Алексей отвел взгляд. Обшарил глазами стену и уткнулся взглядом в пастель: рыбацкие лодки, раскрашенные яркими полосами, отдыхают на песке, песок кристально белый, с матовыми пятнышками следов человеческих ног, с моря наползает розовый рассветный туман. Полный покоя и неги пейзаж вдруг так ярко и глубоко проник в сознание, что Алексей почувствовал даже запах моря, сырых сетей, просмоленного дерева, умытых росой зарослей магнолий и ощутил кожей прикосновение первых лучей летнего солнца, пробившихся сквозь молочно-розовую кисею тумана.

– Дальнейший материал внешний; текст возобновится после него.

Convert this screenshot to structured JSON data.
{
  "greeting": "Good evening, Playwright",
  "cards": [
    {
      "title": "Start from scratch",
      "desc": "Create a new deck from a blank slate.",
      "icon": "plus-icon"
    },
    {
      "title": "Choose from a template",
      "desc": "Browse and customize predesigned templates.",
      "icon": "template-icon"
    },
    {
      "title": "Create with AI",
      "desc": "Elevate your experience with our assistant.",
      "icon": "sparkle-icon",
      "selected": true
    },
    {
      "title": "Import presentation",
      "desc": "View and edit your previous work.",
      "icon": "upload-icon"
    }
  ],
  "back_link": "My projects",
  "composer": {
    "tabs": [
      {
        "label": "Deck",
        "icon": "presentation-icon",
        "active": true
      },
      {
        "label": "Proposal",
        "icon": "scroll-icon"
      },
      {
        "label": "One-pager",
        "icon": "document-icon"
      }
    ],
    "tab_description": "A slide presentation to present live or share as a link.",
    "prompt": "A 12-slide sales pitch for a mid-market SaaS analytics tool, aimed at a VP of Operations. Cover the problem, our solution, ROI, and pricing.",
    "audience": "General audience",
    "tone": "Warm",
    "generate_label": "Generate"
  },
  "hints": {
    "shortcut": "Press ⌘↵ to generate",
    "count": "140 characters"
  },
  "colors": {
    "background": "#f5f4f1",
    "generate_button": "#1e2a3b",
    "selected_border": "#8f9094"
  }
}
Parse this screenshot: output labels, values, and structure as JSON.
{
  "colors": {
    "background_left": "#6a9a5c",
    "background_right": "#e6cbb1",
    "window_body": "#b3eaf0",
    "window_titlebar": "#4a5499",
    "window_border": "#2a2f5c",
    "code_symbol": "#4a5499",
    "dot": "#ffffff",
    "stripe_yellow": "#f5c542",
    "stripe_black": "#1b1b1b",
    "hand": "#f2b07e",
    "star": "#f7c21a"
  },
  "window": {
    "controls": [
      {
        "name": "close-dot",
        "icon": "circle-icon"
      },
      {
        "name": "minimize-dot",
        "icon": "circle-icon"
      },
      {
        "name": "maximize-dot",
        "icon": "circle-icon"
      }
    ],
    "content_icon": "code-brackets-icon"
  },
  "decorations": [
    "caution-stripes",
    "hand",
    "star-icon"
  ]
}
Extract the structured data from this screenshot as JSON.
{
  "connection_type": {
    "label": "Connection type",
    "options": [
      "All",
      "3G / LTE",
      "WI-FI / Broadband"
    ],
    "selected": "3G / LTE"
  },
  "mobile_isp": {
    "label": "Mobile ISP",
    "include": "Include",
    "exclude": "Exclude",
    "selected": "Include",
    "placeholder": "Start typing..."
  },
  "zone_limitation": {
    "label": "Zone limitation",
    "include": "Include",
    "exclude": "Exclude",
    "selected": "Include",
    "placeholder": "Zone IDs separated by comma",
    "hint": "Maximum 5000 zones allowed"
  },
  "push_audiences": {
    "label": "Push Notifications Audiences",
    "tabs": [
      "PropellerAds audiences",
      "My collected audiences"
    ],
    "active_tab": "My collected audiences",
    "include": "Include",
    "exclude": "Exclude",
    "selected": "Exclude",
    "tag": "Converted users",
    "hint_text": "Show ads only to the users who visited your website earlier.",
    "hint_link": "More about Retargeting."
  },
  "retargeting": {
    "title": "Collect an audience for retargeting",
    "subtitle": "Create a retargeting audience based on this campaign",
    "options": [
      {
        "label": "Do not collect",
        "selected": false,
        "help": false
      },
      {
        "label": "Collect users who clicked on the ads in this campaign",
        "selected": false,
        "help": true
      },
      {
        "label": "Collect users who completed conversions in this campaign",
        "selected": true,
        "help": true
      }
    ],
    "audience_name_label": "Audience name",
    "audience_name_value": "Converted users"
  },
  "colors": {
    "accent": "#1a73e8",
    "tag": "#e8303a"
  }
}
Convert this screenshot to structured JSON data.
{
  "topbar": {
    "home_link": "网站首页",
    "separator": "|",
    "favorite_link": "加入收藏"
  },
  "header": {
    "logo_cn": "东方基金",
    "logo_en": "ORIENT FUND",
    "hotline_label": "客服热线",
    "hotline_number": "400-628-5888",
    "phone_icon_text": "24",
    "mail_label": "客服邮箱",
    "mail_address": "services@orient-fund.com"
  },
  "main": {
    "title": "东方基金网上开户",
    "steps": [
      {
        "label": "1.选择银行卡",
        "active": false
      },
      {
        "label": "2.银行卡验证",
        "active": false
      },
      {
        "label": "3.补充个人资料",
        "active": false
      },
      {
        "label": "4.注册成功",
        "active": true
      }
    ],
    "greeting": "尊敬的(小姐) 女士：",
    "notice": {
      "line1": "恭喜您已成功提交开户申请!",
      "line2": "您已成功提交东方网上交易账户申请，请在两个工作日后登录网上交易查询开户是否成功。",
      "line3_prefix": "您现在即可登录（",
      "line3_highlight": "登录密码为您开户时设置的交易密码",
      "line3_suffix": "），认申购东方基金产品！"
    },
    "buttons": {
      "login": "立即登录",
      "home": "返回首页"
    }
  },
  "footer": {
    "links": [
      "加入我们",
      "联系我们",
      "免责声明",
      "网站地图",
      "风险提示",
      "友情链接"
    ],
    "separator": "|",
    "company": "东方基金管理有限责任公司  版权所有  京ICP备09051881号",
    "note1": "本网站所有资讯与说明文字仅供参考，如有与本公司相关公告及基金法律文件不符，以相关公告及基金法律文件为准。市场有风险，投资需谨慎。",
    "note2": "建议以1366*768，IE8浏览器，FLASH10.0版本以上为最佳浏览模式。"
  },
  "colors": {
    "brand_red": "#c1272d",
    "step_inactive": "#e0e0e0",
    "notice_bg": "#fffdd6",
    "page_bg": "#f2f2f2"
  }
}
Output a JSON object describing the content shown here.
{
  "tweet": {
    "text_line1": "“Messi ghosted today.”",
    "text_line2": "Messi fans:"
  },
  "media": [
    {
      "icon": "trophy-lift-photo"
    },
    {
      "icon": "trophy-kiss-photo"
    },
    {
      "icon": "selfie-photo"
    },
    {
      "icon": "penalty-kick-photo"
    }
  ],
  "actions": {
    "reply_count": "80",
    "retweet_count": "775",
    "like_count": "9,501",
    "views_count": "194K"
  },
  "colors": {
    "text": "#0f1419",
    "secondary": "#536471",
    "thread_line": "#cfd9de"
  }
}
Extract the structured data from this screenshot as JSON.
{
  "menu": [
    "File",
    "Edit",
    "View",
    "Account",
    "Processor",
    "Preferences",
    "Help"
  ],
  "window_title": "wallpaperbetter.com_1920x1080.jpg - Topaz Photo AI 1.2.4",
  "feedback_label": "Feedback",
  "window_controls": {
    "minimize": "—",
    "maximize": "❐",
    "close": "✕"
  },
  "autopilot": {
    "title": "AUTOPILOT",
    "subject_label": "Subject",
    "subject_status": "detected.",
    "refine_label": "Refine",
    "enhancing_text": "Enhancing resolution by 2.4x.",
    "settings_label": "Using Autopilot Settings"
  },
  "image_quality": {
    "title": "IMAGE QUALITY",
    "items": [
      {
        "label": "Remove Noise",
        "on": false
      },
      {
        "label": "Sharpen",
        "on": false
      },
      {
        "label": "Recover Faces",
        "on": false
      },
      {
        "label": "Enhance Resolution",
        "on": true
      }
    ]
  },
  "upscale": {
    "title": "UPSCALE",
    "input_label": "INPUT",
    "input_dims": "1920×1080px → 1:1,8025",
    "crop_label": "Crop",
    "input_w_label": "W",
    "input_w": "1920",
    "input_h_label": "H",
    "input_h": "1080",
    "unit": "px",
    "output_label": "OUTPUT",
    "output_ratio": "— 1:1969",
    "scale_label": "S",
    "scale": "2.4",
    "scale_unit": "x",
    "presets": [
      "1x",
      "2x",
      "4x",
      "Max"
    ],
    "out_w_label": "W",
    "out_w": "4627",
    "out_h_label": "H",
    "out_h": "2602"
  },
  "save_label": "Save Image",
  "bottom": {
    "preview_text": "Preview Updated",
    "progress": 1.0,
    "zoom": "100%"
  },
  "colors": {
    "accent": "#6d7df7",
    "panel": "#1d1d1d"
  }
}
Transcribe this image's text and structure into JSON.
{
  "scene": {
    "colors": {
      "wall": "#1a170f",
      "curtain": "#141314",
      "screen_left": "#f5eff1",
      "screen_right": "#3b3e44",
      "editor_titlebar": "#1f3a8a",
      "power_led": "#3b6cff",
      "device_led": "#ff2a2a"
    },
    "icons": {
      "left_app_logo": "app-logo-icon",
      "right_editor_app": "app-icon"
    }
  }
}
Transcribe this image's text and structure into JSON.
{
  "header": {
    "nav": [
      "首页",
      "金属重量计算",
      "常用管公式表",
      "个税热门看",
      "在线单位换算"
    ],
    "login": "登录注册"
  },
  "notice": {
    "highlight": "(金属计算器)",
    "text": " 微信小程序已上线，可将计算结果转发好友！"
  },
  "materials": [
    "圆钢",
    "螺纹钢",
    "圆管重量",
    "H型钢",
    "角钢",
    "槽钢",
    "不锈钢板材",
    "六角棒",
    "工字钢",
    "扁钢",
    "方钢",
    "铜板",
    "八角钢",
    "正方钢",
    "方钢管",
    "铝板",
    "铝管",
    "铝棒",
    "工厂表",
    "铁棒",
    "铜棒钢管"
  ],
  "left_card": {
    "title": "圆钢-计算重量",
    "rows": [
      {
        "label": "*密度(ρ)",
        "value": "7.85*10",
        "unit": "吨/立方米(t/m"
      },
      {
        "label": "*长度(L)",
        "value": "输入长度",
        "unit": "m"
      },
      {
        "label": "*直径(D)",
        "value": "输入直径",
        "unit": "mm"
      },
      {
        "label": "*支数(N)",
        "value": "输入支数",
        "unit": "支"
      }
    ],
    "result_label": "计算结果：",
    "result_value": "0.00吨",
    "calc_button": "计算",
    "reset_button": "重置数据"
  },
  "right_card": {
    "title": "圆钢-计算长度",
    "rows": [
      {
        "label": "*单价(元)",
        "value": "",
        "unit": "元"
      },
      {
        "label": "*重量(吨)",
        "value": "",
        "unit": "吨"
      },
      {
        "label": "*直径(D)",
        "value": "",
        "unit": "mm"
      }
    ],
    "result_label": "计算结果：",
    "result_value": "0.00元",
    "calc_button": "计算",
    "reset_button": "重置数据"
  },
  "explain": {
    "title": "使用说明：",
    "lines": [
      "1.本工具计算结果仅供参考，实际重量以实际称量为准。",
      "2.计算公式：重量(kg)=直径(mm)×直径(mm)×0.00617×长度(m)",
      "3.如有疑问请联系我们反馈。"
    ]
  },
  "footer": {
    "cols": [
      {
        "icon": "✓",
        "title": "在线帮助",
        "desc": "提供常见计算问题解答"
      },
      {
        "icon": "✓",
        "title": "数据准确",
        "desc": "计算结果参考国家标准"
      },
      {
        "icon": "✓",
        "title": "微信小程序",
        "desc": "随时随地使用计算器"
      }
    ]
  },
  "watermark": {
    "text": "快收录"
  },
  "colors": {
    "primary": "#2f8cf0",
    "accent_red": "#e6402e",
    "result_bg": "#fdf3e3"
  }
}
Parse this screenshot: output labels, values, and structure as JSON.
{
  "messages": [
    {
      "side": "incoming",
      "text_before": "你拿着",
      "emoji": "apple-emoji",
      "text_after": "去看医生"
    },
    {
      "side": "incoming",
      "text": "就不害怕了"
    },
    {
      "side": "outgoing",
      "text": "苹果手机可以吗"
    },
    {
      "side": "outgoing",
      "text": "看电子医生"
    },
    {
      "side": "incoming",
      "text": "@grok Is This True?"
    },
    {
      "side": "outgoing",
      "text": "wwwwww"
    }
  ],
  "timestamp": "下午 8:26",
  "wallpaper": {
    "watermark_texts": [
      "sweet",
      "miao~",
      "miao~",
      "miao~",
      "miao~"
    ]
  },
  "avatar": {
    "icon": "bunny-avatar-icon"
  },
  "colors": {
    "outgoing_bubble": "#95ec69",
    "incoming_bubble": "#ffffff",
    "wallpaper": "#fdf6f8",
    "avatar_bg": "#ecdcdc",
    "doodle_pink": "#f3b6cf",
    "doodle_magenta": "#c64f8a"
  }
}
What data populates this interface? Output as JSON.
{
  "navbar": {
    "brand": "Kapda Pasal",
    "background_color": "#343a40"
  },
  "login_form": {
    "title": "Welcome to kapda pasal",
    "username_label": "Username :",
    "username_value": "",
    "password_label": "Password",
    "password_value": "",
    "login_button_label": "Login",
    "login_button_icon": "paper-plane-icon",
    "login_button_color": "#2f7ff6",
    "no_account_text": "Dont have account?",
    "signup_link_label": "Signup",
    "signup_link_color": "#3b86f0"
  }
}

И тут же вспомнилось другое. Из пропахшей карболкой, никотиновой смолой, бомжами и шинелями жизни…

…За дверью глухо бухало, словно бревном по воротам, после каждого удара сквозь щели прорывался утробный вой, время от времени слышался свистящий, надсадный сип надорвавшегося человека.

Алексей стиснул зубы, постарался не обращать внимания и идти своей дорогой, но ноги сами прилипли к протертому ковру. Он вдруг понял, что еще шаг — и станет фатально другим, тем, кем запретил себе становиться, едва получил корочки опера.

Он пнул дверь. Слава богу, оказалась не запертой, иначе снес бы замок к черту.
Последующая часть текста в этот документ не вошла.